La fraternité des cuisiniers

La fraternité des cuisiniers, une tradition depuis de longues années

L’association Les cuisiniers de France est la plus ancienne association de cuisiniers en France. Elle est créée le 1er avril 1840 et reconnue d’utilité publique en 1919. Elle promeut des valeurs fortes telles que la transmission, la philanthropie et la tradition de la fraternité des cuisiniers.

Il faut faire un petit détour dans le temps pour comprendre les origines de l’association et les démarches d’entraide et de fraternité des professionnels du métier.

Au 19ᵉ siècle, le métier de cuisinier n’existe pas encore. On cuisine, mais on ne parle pas encore de profession.

À cette époque, l’essor des restaurants crée un marché du travail contrôlé par les bureaux de placement privés.
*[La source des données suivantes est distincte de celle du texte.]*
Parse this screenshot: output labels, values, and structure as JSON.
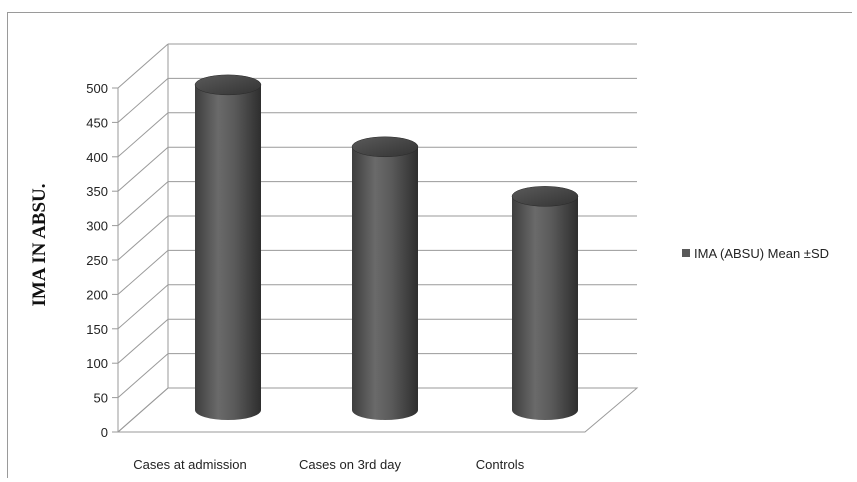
{
  "chart_data": {
    "type": "bar",
    "title": "",
    "xlabel": "",
    "ylabel": "IMA IN ABSU.",
    "categories": [
      "Cases at admission",
      "Cases on 3rd day",
      "Controls"
    ],
    "series": [
      {
        "name": "IMA (ABSU) Mean ±SD",
        "values": [
          490,
          400,
          328
        ]
      }
    ],
    "ylim": [
      0,
      500
    ],
    "yticks": [
      "0",
      "50",
      "100",
      "150",
      "200",
      "250",
      "300",
      "350",
      "400",
      "450",
      "500"
    ],
    "grid": true,
    "legend_position": "right",
    "style": "3d-cylinder",
    "colors": {
      "bar": "#595959",
      "bar_dark": "#3a3a3a",
      "bar_light": "#8a8a8a",
      "grid": "#9a9a9a"
    }
  }
}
Ce sont eux qui fournissent tant aux restaurants qu’aux particuliers des cuisiniers et des cuisinières.

Les pratiques des bureaux ne servaient que les placeurs et les cuisiniers cherchèrent rapidement à les remplacer, voire les supprimer.

C’est dans cet esprit qu’ils créent en 1840 les premières sociétés de secours mutuel pour soutenir leurs confrères. Leur objectif, basé sur l’entraide entre les membres, est d’assister et défendre malades, chômeurs et cuisiniers âgés.

La Société de secours mutuels des cuisiniers de Paris devient la première société de secours mutuels de la corporation.

La Révolution de 1848 amène les cuisiniers à fonder des associations coopératives, nommées si justement “associations fraternelles”.

La Société de secours mutuels des cuisiniers de Paris est reconnue officiellement en 1856 sous le nom de Société de secours mutuels et de retraite des cuisiniers.

Pourtant, les revendications des cuisiniers continuent et portent sur la formation professionnelle, le recrutement et l’accès à la profession.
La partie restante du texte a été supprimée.